Kevon Williams

Personal information
- Born: June 7, 1991 (age 35)
- Home town: Houston, Texas, U.S.
- Height: 5 ft 10 in (1.78 m)
- Weight: 185 lb (84 kg)
- Rugby player

Rugby union career
- Position(s): Half-back (7s) Wing (15s)

National sevens team
- Years: Team / Comps
- 2016–present: USA 7s

= Kevon Williams =

American rugby player (born 1991)

Kevon Williams (born June 7, 1991) is an American rugby player who plays for the United States national rugby sevens team on the World Rugby Sevens Series.

== Early life and career ==
Williams is originally from Houston, Texas. He attended Westbury High School and college at the New Mexico Highlands.
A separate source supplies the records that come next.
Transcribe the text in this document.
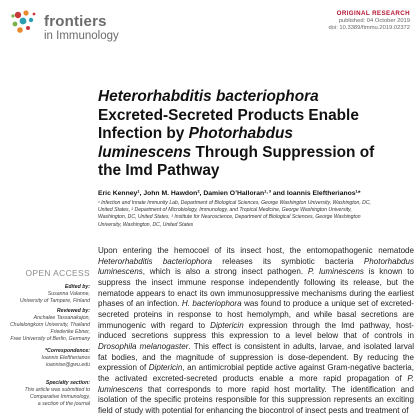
frontiers
in Immunology
ORIGINAL RESEARCH
published: 04 October 2019
doi: 10.3389/fimmu.2019.02372
Heterorhabditis bacteriophora
Excreted-Secreted Products Enable
Infection by Photorhabdus
luminescens Through Suppression of
the Imd Pathway
Eric Kenney¹, John M. Hawdon², Damien O’Halloran¹·³ and Ioannis Eleftherianos¹*
¹ Infection and Innate Immunity Lab, Department of Biological Sciences, George Washington University, Washington, DC,
United States, ² Department of Microbiology, Immunology, and Tropical Medicine, George Washington University,
Washington, DC, United States, ³ Institute for Neuroscience, Department of Biological Sciences, George Washington
University, Washington, DC, United States
OPEN ACCESS
Edited by:
Susanna Valanne,
University of Tampere, Finland
Reviewed by:
Anchalee Tassanakajon,
Chulalongkorn University, Thailand
Friederike Ebner,
Free University of Berlin, Germany
*Correspondence:
Ioannis Eleftherianos
ioannise@gwu.edu
Specialty section:
This article was submitted to
Comparative Immunology,
a section of the journal

Upon entering the hemocoel of its insect host, the entomopathogenic nematode Heterorhabditis bacteriophora releases its symbiotic bacteria Photorhabdus luminescens, which is also a strong insect pathogen. P. luminescens is known to suppress the insect immune response independently following its release, but the nematode appears to enact its own immunosuppressive mechanisms during the earliest phases of an infection. H. bacteriophora was found to produce a unique set of excreted-secreted proteins in response to host hemolymph, and while basal secretions are immunogenic with regard to Diptericin expression through the Imd pathway, host-induced secretions suppress this expression to a level below that of controls in Drosophila melanogaster. This effect is consistent in adults, larvae, and isolated larval fat bodies, and the magnitude of suppression is dose-dependent. By reducing the expression of Diptericin, an antimicrobial peptide active against Gram-negative bacteria, the activated excreted-secreted products enable a more rapid propagation of P. luminescens that corresponds to more rapid host mortality. The identification and isolation of the specific proteins responsible for this suppression represents an exciting field of study with potential for enhancing the biocontrol of insect pests and treatment of
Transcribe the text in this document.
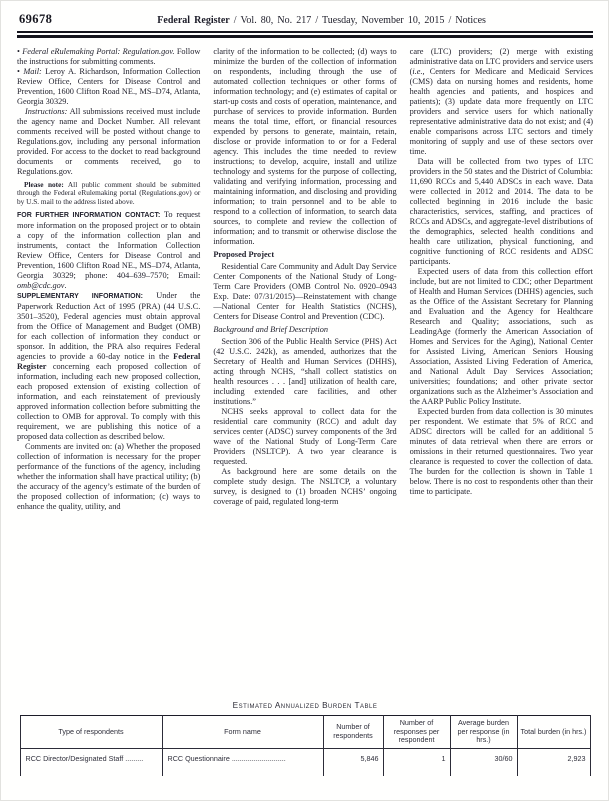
69678	Federal Register / Vol. 80, No. 217 / Tuesday, November 10, 2015 / Notices

• Federal eRulemaking Portal: Regulation.gov. Follow the instructions for submitting comments.

• Mail: Leroy A. Richardson, Information Collection Review Office, Centers for Disease Control and Prevention, 1600 Clifton Road NE., MS–D74, Atlanta, Georgia 30329.

Instructions: All submissions received must include the agency name and Docket Number. All relevant comments received will be posted without change to Regulations.gov, including any personal information provided. For access to the docket to read background documents or comments received, go to Regulations.gov.

Please note: All public comment should be submitted through the Federal eRulemaking portal (Regulations.gov) or by U.S. mail to the address listed above.

FOR FURTHER INFORMATION CONTACT: To request more information on the proposed project or to obtain a copy of the information collection plan and instruments, contact the Information Collection Review Office, Centers for Disease Control and Prevention, 1600 Clifton Road NE., MS–D74, Atlanta, Georgia 30329; phone: 404–639–7570; Email: omb@cdc.gov.

SUPPLEMENTARY INFORMATION: Under the Paperwork Reduction Act of 1995 (PRA) (44 U.S.C. 3501–3520), Federal agencies must obtain approval from the Office of Management and Budget (OMB) for each collection of information they conduct or sponsor. In addition, the PRA also requires Federal agencies to provide a 60-day notice in the Federal Register concerning each proposed collection of information, including each new proposed collection, each proposed extension of existing collection of information, and each reinstatement of previously approved information collection before submitting the collection to OMB for approval. To comply with this requirement, we are publishing this notice of a proposed data collection as described below.

Comments are invited on: (a) Whether the proposed collection of information is necessary for the proper performance of the functions of the agency, including whether the information shall have practical utility; (b) the accuracy of the agency’s estimate of the burden of the proposed collection of information; (c) ways to enhance the quality, utility, and

clarity of the information to be collected; (d) ways to minimize the burden of the collection of information on respondents, including through the use of automated collection techniques or other forms of information technology; and (e) estimates of capital or start-up costs and costs of operation, maintenance, and purchase of services to provide information. Burden means the total time, effort, or financial resources expended by persons to generate, maintain, retain, disclose or provide information to or for a Federal agency. This includes the time needed to review instructions; to develop, acquire, install and utilize technology and systems for the purpose of collecting, validating and verifying information, processing and maintaining information, and disclosing and providing information; to train personnel and to be able to respond to a collection of information, to search data sources, to complete and review the collection of information; and to transmit or otherwise disclose the information.

Proposed Project

Residential Care Community and Adult Day Service Center Components of the National Study of Long-Term Care Providers (OMB Control No. 0920–0943 Exp. Date: 07/31/2015)—Reinstatement with change—National Center for Health Statistics (NCHS), Centers for Disease Control and Prevention (CDC).

Background and Brief Description

Section 306 of the Public Health Service (PHS) Act (42 U.S.C. 242k), as amended, authorizes that the Secretary of Health and Human Services (DHHS), acting through NCHS, “shall collect statistics on health resources . . . [and] utilization of health care, including extended care facilities, and other institutions.”

NCHS seeks approval to collect data for the residential care community (RCC) and adult day services center (ADSC) survey components of the 3rd wave of the National Study of Long-Term Care Providers (NSLTCP). A two year clearance is requested.

As background here are some details on the complete study design. The NSLTCP, a voluntary survey, is designed to (1) broaden NCHS’ ongoing coverage of paid, regulated long-term

care (LTC) providers; (2) merge with existing administrative data on LTC providers and service users (i.e., Centers for Medicare and Medicaid Services (CMS) data on nursing homes and residents, home health agencies and patients, and hospices and patients); (3) update data more frequently on LTC providers and service users for which nationally representative administrative data do not exist; and (4) enable comparisons across LTC sectors and timely monitoring of supply and use of these sectors over time.

Data will be collected from two types of LTC providers in the 50 states and the District of Columbia: 11,690 RCCs and 5,440 ADSCs in each wave. Data were collected in 2012 and 2014. The data to be collected beginning in 2016 include the basic characteristics, services, staffing, and practices of RCCs and ADSCs, and aggregate-level distributions of the demographics, selected health conditions and health care utilization, physical functioning, and cognitive functioning of RCC residents and ADSC participants.

Expected users of data from this collection effort include, but are not limited to CDC; other Department of Health and Human Services (DHHS) agencies, such as the Office of the Assistant Secretary for Planning and Evaluation and the Agency for Healthcare Research and Quality; associations, such as LeadingAge (formerly the American Association of Homes and Services for the Aging), National Center for Assisted Living, American Seniors Housing Association, Assisted Living Federation of America, and National Adult Day Services Association; universities; foundations; and other private sector organizations such as the Alzheimer’s Association and the AARP Public Policy Institute.

Expected burden from data collection is 30 minutes per respondent. We estimate that 5% of RCC and ADSC directors will be called for an additional 5 minutes of data retrieval when there are errors or omissions in their returned questionnaires. Two year clearance is requested to cover the collection of data. The burden for the collection is shown in Table 1 below. There is no cost to respondents other than their time to participate.

Estimated Annualized Burden Table
Type of respondents	Form name	Number of respondents	Number of responses per respondent	Average burden per response (in hrs.)	Total burden (in hrs.)
RCC Director/Designated Staff .........	RCC Questionnaire ...........................	5,846	1	30/60	2,923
He also played American football as a wide receiver with the New Mexico Highlands Cowboys until 2012. He picked up rugby in 2013. His strong rugby play with New Mexico earned him the 2014 College Sevens Player of the Year award by Rugby Today magazine, in large part due to his play at the 2014 NSCRO national championship. Williams helped New Mexico win two straight NSCRO 7s titles in 2015 and 2016.

== International career ==
Williams was called into the U.S. national team in November 2016 for the 2016 Dubai Sevens and 2016 South Africa Sevens, replacing Carlin Isles who was out with an injury. During the 2017–18 season, with halfback Madison Hughes picking up an injury, Williams saw extensive playing time including several starts, appearing in 47 matches and scoring 14 tries. Williams experienced increased playing contributions in the 2018–19 season, often coming on early in the second-half as a substitute for Folau Niua, with Williams playing in 52 matches and scoring 18 tries. Williams was a consistent starter during the 2021–22 World Series.

He captained the United States sevens team at the 2024 Summer Olympics in Paris.